“Hacienda proyecta la pérdida de 500,000 contribuyentes en cinco años”, anunció un titular de este diario esta semana. Cuando lo leí, me tembló un poco la mano. Me abaniqué, y, a pesar de que nunca había sentido una cosa así, concluí que aquello era una alegría inusitada, profunda. La alegría surgía del hecho de que, por primera vez, pude imaginarme un Puerto Rico más justo y equitativo.
La caminata hacia ese horizonte de la igualdad sería jalda arriba, me dije.
Valdría la pena imaginársela como una sangría, el procedimiento médico más popular desde la antigüedad hasta el siglo XIX. Las sangrías o flebotomías implicaban hacer un tajito en una vena periférica a través del cual un paciente dejaba salir un chorrito continuo de sangre. La expulsión, creeríamos, culminaría en beneficios ya que dejaría escapar malos humores.
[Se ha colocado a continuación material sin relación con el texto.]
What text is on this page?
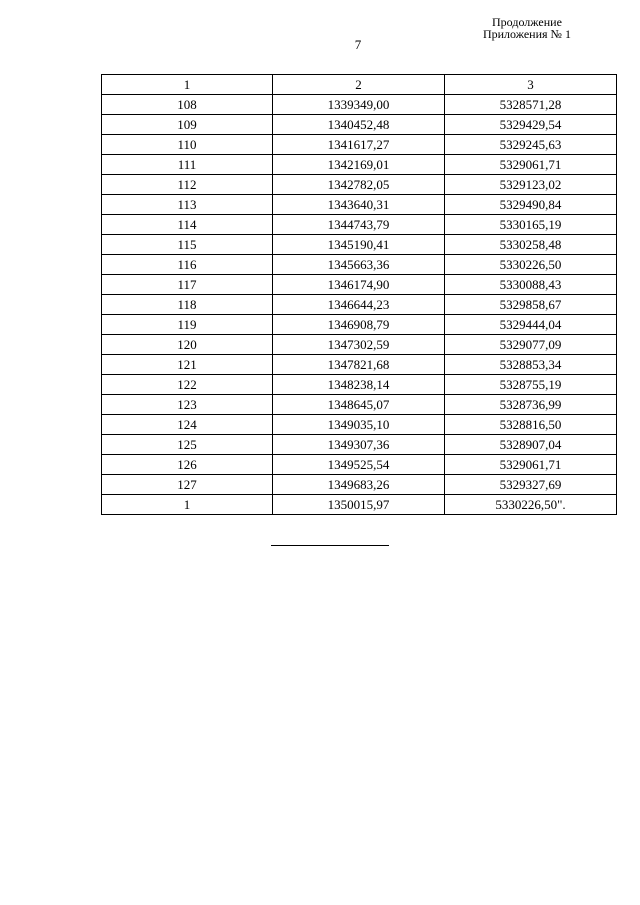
Продолжение
Приложения № 1
7
1	2	3
108	1339349,00	5328571,28
109	1340452,48	5329429,54
110	1341617,27	5329245,63
111	1342169,01	5329061,71
112	1342782,05	5329123,02
113	1343640,31	5329490,84
114	1344743,79	5330165,19
115	1345190,41	5330258,48
116	1345663,36	5330226,50
117	1346174,90	5330088,43
118	1346644,23	5329858,67
119	1346908,79	5329444,04
120	1347302,59	5329077,09
121	1347821,68	5328853,34
122	1348238,14	5328755,19
123	1348645,07	5328736,99
124	1349035,10	5328816,50
125	1349307,36	5328907,04
126	1349525,54	5329061,71
127	1349683,26	5329327,69
1	1350015,97	5330226,50".
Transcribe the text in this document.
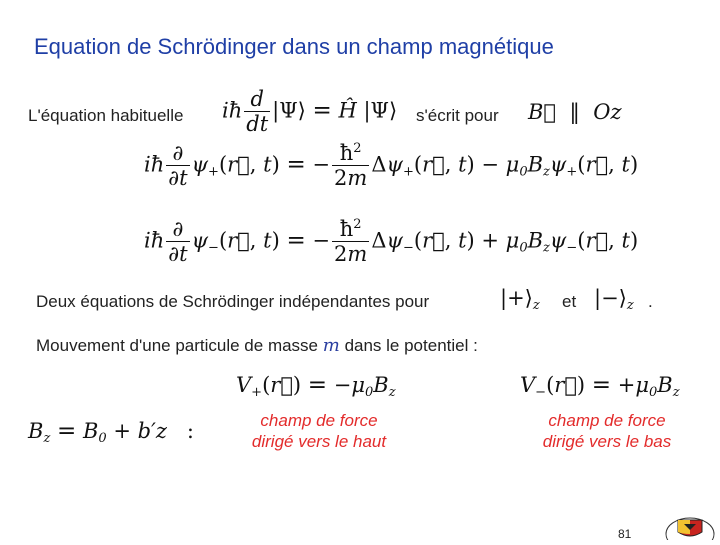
Equation de Schrödinger dans un champ magnétique
L'équation habituelle iħ $\frac{d}{dt}$ |Ψ⟩ = Ĥ |Ψ⟩ s'écrit pour B⃗  ‖  Oz
iħ $\frac{\partial}{\partial t}$ $\psi_+(r⃗$, t) = − $\frac{ħ^2}{2m}$ $\Delta\psi_+(r⃗$, $t) - \mu_0B_z\psi_+(r⃗$, t)
iħ $\frac{\partial}{\partial t}$ $\psi_-(r⃗$, t) = − $\frac{ħ^2}{2m}$ $\Delta\psi_-(r⃗$, $t) + \mu_0B_z\psi_-(r⃗$, t)
Deux équations de Schrödinger indépendantes pour	$|+⟩_z$ et $|-⟩_z$ .
Mouvement d'une particule de masse m dans le potentiel :
$V_+(r⃗) = -\mu_0B_z$	$V_-(r⃗) = +\mu_0B_z$
$B_z = B_0 + b'z$   :	champ de force
dirigé vers le haut
champ de force
dirigé vers le bas
81
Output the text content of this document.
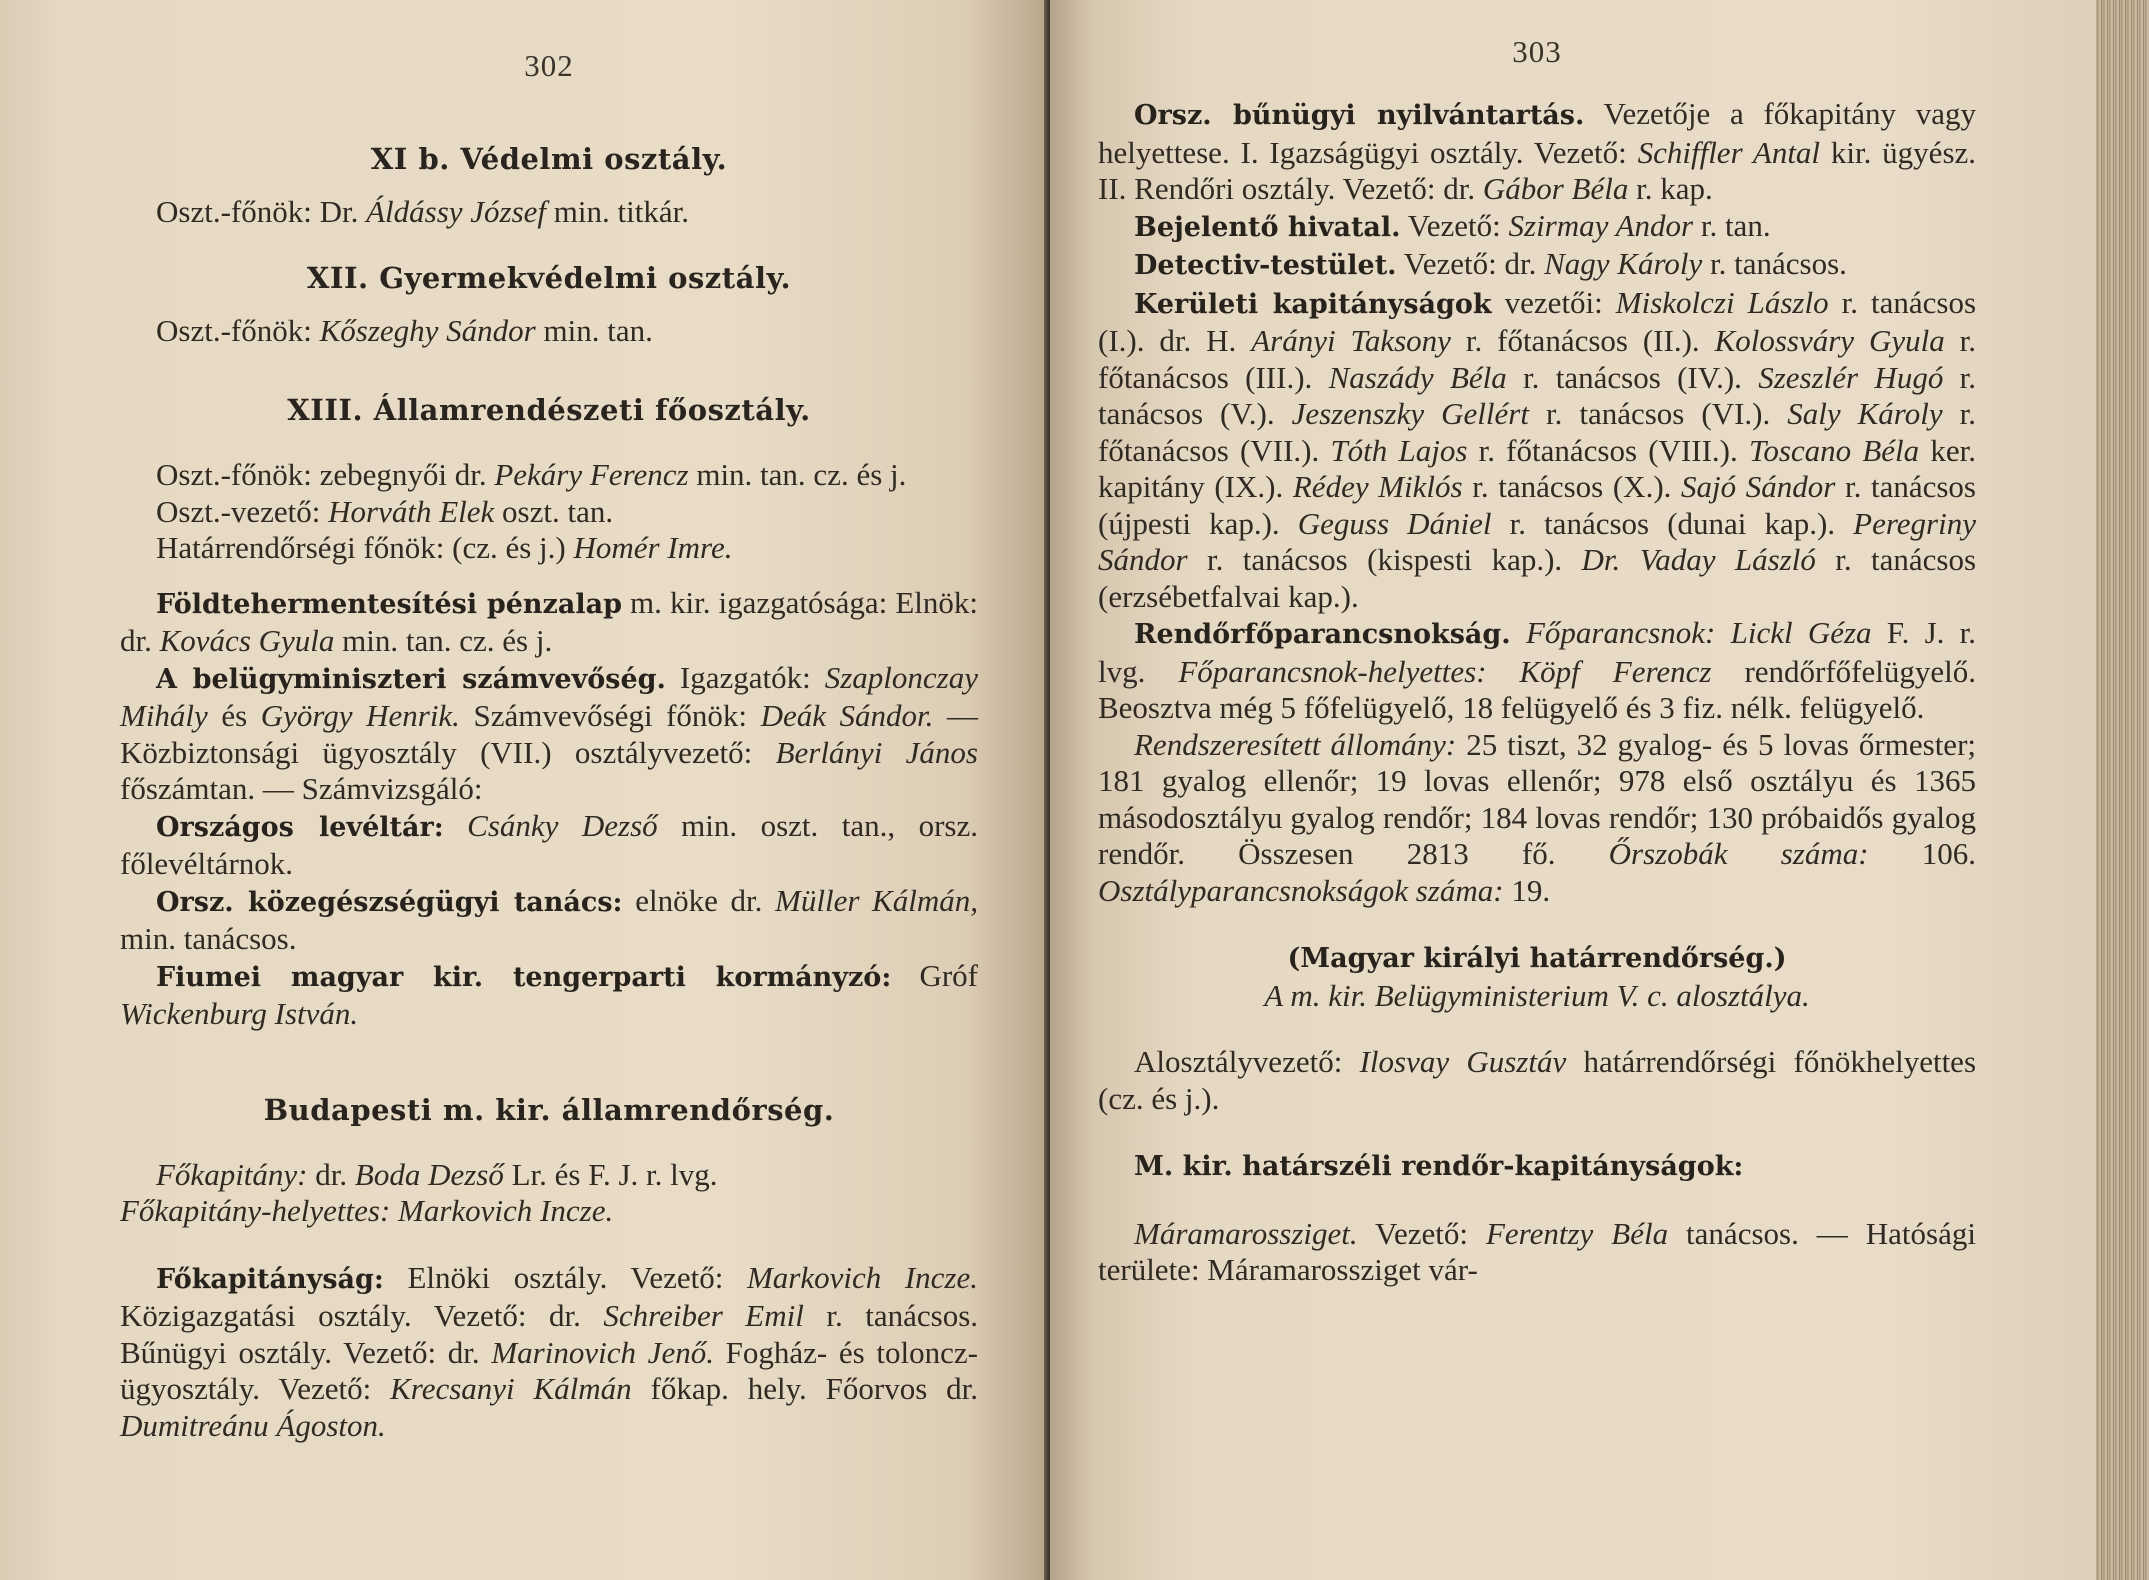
302

XI b. Védelmi osztály.

Oszt.-főnök: Dr. Áldássy József min. titkár.

XII. Gyermekvédelmi osztály.

Oszt.-főnök: Kőszeghy Sándor min. tan.

XIII. Államrendészeti főosztály.

Oszt.-főnök: zebegnyői dr. Pekáry Ferencz min. tan. cz. és j.

Oszt.-vezető: Horváth Elek oszt. tan.

Határrendőrségi főnök: (cz. és j.) Homér Imre.

Földtehermentesítési pénzalap m. kir. igazgatósága: Elnök: dr. Kovács Gyula min. tan. cz. és j.

A belügyminiszteri számvevőség. Igazgatók: Szaplonczay Mihály és György Henrik. Számvevőségi főnök: Deák Sándor. — Közbiztonsági ügyosztály (VII.) osztályvezető: Berlányi János főszámtan. — Számvizsgáló:

Országos levéltár: Csánky Dezső min. oszt. tan., orsz. főlevéltárnok.

Orsz. közegészségügyi tanács: elnöke dr. Müller Kálmán, min. tanácsos.

Fiumei magyar kir. tengerparti kormányzó: Gróf Wickenburg István.

Budapesti m. kir. államrendőrség.

Főkapitány: dr. Boda Dezső Lr. és F. J. r. lvg.

Főkapitány-helyettes: Markovich Incze.

Főkapitányság: Elnöki osztály. Vezető: Markovich Incze. Közigazgatási osztály. Vezető: dr. Schreiber Emil r. tanácsos. Bűnügyi osztály. Vezető: dr. Marinovich Jenő. Fogház- és toloncz-ügyosztály. Vezető: Krecsanyi Kálmán főkap. hely. Főorvos dr. Dumitreánu Ágoston.

303

Orsz. bűnügyi nyilvántartás. Vezetője a főkapitány vagy helyettese. I. Igazságügyi osztály. Vezető: Schiffler Antal kir. ügyész. II. Rendőri osztály. Vezető: dr. Gábor Béla r. kap.

Bejelentő hivatal. Vezető: Szirmay Andor r. tan.

Detectiv-testület. Vezető: dr. Nagy Károly r. tanácsos.

Kerületi kapitányságok vezetői: Miskolczi Lászlo r. tanácsos (I.). dr. H. Arányi Taksony r. főtanácsos (II.). Kolossváry Gyula r. főtanácsos (III.). Naszády Béla r. tanácsos (IV.). Szeszlér Hugó r. tanácsos (V.). Jeszenszky Gellért r. tanácsos (VI.). Saly Károly r. főtanácsos (VII.). Tóth Lajos r. főtanácsos (VIII.). Toscano Béla ker. kapitány (IX.). Rédey Miklós r. tanácsos (X.). Sajó Sándor r. tanácsos (újpesti kap.). Geguss Dániel r. tanácsos (dunai kap.). Peregriny Sándor r. tanácsos (kispesti kap.). Dr. Vaday László r. tanácsos (erzsébetfalvai kap.).

Rendőrfőparancsnokság. Főparancsnok: Lickl Géza F. J. r. lvg. Főparancsnok-helyettes: Köpf Ferencz rendőrfőfelügyelő. Beosztva még 5 főfelügyelő, 18 felügyelő és 3 fiz. nélk. felügyelő.

Rendszeresített állomány: 25 tiszt, 32 gyalog- és 5 lovas őrmester; 181 gyalog ellenőr; 19 lovas ellenőr; 978 első osztályu és 1365 másodosztályu gyalog rendőr; 184 lovas rendőr; 130 próbaidős gyalog rendőr. Összesen 2813 fő. Őrszobák száma: 106. Osztályparancsnokságok száma: 19.

(Magyar királyi határrendőrség.)

A m. kir. Belügyministerium V. c. alosztálya.

Alosztályvezető: Ilosvay Gusztáv határrendőrségi főnökhelyettes (cz. és j.).

M. kir. határszéli rendőr-kapitányságok:

Máramarossziget. Vezető: Ferentzy Béla tanácsos. — Hatósági területe: Máramarossziget vár-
Si lo de llenar un envase de sangre parecía de mal gusto al paciente, también podrían colocarse, de manera estratégica, una serie de sanguijuelas que chuparían la sangre infectada. Al finalizar el proceso, una vez toda la sangre había sido eliminada, el paciente habría de volver a fortalecerse, tras un periodo de descanso.
Para restaurar y fortalecer a la isla, para crear un Puerto Rico justo e igualitario, sería necesario continuar la sangría. Con quinientas mil emigraciones más cada cinco años, en cuestión de treinta, la isla se vaciaría, y podría tomarse un break. Las sanguijuelas las hemos tenido pegadas al costado desde el principio de nuestra historia, aunque ahora están halando más sangre que nunca. Si, desde entonces, nuestra clase política sólo ha sido capaz de trabajar para sí, quizás dejándole el canto y yéndonos todos nosotros para otros lares, redistribuirían el bienestar y accederían a garantizarle a la población restante, que serían ellos mismos, un poco de dignidad. Quizás sin pueblo, también se comprometerían a la justicia e igualdad.
Ignoremos que, a menudo, las sangrías mataran a los pacientes. Podría ser una victoria de esas que llaman pírricas.